Malgré les bonnes intentions, la mode a un problème d'inclusivité

Le nouveau directeur créatif d'Alexander McQueen est encore une fois un homme blanc Malgré les bonnes intentions, la mode a un problème d'inclusivité

Le nouveau directeur artistique d'Alexander McQueen, la marque qui a récemment dû faire ses adieux à Sarah Burton, est l’Irlandais Sean McGirr, anciennement responsable de la mode masculine chez JW Anderson. Bien que le CV de McGirr comprenne des références allant de Dries Van Noten à Burberry, ses premiers projets à la tête de McQueen le confronteront à un public de sceptiques, déçus par la décision de Kering d'amener un autre homme blanc au sommet de la direction artistique d'une maison historique. Juste avant le début du Mois de la mode, et un mois avant que Kering ne révèle officiellement la nomination de M. McGirr, tous les utilisateurs de Twitter Haute Couture avaient commencé à échanger leurs opinions sur les noms des designers émergents qui auraient pu être envisagés pour le poste. Beaucoup avaient jeté leur dévolu sur Dilara Findikoglu, la styliste anglo-turque responsable de looks dont les références historiques s'apparentent à celles de Lee McQueen, d'autres avaient prédit le passage de témoin à un homme blanc, comme le suggéraient les dernières décisions des autres conglomérats de luxe, ce qui s'est avéré rétrospectivement être une bonne chose. Il y a quelque temps, nous avions souligné la nécessité d'une plus grande représentation féminine au sommet de la mode, et aujourd'hui nous nous retrouvons à réitérer le même concept.

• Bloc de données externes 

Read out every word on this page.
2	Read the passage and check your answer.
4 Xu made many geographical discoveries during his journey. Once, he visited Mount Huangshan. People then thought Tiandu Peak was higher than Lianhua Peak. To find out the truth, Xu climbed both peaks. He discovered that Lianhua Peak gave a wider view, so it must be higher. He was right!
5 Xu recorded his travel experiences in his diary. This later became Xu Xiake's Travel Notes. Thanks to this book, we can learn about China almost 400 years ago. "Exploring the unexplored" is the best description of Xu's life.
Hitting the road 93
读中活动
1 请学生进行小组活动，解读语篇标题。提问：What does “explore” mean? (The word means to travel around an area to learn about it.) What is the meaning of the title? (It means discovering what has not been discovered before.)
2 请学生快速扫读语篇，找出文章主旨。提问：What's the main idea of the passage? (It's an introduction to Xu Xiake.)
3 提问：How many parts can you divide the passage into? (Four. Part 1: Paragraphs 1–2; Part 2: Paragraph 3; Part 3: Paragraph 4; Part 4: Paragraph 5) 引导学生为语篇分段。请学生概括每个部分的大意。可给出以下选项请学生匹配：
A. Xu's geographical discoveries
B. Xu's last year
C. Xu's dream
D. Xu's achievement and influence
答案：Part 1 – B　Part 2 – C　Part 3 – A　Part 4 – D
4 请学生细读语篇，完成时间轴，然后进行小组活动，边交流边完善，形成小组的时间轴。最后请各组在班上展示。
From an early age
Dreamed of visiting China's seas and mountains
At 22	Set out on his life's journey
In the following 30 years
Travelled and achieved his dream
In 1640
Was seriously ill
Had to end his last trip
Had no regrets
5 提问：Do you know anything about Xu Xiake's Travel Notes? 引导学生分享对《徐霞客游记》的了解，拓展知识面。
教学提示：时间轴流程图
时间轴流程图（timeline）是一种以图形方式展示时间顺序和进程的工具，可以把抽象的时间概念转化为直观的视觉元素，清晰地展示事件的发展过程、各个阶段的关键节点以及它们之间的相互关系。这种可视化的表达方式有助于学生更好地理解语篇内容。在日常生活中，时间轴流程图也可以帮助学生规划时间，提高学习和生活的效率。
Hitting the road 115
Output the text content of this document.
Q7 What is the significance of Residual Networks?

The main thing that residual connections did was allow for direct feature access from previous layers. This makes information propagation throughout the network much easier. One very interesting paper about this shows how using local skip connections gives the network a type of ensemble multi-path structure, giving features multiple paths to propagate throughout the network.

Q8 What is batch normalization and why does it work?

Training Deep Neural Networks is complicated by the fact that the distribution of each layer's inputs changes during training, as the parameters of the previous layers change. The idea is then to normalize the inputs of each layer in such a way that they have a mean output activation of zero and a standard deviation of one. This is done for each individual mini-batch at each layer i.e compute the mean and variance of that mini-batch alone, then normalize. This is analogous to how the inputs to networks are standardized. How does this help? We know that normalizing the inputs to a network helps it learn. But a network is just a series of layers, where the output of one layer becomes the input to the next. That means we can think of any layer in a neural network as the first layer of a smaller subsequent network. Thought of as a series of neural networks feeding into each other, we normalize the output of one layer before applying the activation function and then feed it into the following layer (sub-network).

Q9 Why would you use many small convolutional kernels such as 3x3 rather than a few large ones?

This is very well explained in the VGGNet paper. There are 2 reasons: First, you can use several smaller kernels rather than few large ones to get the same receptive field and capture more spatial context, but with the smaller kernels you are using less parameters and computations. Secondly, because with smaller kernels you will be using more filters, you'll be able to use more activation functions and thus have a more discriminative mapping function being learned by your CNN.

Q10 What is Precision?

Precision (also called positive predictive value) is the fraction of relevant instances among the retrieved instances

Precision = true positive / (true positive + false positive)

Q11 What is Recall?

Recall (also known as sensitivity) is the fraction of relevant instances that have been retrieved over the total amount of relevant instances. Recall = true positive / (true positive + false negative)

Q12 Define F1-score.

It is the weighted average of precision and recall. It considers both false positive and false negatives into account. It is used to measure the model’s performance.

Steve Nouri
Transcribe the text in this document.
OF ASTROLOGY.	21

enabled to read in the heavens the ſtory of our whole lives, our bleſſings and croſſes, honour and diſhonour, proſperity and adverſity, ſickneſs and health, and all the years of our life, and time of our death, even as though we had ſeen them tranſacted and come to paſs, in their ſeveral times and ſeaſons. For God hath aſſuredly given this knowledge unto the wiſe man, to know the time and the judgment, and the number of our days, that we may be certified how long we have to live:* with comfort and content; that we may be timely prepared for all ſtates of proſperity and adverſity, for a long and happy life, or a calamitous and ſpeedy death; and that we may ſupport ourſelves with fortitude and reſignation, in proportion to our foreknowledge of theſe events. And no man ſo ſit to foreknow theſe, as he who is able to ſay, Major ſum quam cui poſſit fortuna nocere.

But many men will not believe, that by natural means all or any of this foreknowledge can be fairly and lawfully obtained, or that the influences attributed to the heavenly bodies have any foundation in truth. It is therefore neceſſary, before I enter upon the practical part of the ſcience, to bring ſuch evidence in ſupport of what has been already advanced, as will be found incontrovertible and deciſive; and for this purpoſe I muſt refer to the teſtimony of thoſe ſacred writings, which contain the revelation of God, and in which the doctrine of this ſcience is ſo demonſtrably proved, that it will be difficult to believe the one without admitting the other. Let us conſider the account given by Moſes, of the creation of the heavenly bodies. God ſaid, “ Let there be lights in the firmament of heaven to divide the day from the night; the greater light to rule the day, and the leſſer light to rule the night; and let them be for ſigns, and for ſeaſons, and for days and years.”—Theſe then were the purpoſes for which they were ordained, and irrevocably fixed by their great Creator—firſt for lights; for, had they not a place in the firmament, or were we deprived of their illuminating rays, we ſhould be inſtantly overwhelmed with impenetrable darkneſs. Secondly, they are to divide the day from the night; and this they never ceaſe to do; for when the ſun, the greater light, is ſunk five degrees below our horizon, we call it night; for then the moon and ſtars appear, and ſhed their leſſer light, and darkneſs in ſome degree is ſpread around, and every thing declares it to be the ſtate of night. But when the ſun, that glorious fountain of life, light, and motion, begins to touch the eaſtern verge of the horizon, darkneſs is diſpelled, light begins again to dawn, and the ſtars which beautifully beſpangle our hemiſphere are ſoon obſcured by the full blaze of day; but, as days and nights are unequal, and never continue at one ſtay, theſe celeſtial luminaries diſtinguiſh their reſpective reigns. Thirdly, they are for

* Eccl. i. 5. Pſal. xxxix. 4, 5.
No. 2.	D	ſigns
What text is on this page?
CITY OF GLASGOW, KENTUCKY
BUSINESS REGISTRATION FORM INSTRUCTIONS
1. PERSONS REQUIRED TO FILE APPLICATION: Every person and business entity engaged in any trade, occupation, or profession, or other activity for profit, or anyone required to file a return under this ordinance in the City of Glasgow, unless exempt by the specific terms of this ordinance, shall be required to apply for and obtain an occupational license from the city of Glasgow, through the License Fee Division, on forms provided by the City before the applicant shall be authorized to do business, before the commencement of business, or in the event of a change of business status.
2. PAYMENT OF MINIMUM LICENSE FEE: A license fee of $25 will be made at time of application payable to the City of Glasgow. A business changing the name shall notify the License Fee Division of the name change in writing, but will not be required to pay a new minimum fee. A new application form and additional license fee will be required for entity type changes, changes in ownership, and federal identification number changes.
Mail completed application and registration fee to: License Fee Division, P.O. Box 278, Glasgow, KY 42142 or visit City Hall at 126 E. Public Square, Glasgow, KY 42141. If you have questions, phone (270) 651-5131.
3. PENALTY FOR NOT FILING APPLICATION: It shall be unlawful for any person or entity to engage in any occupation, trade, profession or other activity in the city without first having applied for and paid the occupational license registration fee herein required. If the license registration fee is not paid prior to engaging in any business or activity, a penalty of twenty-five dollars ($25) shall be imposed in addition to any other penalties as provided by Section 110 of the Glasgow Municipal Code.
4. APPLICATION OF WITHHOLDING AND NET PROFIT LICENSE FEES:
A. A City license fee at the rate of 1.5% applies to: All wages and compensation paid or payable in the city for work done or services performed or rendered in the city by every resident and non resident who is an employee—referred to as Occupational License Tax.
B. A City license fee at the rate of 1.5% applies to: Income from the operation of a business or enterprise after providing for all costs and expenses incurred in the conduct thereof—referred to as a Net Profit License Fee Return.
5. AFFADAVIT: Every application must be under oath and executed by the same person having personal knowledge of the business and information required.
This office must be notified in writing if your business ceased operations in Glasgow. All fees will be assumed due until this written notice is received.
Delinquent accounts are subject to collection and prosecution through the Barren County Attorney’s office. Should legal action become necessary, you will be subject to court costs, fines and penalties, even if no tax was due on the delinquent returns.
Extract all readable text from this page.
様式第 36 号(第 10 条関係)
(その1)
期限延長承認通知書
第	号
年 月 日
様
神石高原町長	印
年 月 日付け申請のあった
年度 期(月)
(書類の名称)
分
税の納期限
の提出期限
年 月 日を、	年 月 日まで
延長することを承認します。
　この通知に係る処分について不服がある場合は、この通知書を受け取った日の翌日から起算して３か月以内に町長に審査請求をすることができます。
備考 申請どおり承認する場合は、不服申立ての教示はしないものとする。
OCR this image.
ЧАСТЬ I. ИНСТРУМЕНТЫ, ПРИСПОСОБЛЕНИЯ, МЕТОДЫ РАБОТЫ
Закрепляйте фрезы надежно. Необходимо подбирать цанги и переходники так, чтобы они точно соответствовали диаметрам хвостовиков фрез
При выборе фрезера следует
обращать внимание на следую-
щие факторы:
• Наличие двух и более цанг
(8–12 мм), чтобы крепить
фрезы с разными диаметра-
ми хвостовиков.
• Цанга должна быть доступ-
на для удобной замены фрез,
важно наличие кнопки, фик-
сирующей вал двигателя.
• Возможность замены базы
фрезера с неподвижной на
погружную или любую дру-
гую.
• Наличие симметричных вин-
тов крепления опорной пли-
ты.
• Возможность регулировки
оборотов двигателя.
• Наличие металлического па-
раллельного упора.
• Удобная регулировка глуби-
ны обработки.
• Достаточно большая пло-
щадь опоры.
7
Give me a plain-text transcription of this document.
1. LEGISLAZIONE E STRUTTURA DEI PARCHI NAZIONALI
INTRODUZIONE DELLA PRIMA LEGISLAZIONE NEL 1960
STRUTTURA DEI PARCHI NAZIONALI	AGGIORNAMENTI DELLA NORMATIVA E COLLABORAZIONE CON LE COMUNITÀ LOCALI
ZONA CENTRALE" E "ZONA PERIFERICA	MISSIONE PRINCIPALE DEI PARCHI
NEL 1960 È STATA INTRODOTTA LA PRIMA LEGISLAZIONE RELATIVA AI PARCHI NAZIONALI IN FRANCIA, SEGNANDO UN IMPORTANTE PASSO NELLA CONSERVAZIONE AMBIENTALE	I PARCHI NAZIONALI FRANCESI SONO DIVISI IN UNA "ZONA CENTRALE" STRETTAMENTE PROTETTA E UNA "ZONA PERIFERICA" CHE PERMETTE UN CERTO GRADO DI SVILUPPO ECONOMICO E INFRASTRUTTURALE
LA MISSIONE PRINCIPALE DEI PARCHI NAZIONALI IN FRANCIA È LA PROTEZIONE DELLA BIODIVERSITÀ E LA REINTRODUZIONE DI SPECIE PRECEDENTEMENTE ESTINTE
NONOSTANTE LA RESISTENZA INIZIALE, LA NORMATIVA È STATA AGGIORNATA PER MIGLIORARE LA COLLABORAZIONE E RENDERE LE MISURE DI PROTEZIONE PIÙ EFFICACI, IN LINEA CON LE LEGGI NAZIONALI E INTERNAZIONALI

Au cours de la première semaine du mois de la mode, la plateforme Vogue Business a publié les résultats de l'enquête Success in Fashion - qui a le droit de réussir dans la mode ? Aujourd'hui, la réponse à cette question est évidente et décevante : les hommes blancs. Avec la nouvelle nomination de McGirr à la direction artistique de McQueen et le départ de Gabriela Hearst chez Chloé, les portefeuilles artistiques de Kering et de Richemont ont perdu leurs seuls quotas roses. Désormais, le groupe de François Pinault et celui de Jérôme Lambert rejoignent la liste des sociétés de luxe dont les directeurs artistiques sont tous des hommes blancs, preuve ultime des énormes pas en arrière effectués par les dirigeants de la haute couture au cours de l'année écoulée et du message ambigu qui continue d'être véhiculé par les médias du secteur, un récit d'inclusion qui ne correspond certainement pas à la réalité. La mode est un hobby pour les femmes, mais un travail pour les hommes ? D'après ce qui est apparu au cours du mois dernier, oui. Dans l'enquête de Vogue Business, le sexisme et le racisme ont été cités comme les principales raisons du manque de représentation dans l'industrie de la mode. 52 % des personnes interrogées ont déclaré que leur appartenance ethnique avait eu une influence négative sur leur carrière, tandis que certaines femmes ont déclaré que le climat de camaraderie habituellement établi entre les hommes sur le lieu de travail avait gravement affecté leur parcours professionnel. De même, des cas répétés de sexisme leur ont donné l'impression d'être inadéquates, les éloignant d'une position idéale pour l'avancement de leur carrière. Bien que l'enquête précède la nomination de Mme McGirr, elle explique parfaitement pourquoi les journalistes et les fashionistas s'emparent des médias sociaux ces jours-ci pour souligner le manque de minorités dans la direction artistique, en soulignant que le portrait de la mode contemporaine que nous voyons sur les podiums et dans les campagnes publicitaires ne correspond toujours pas à ce qui se cache dans les ateliers et les bureaux.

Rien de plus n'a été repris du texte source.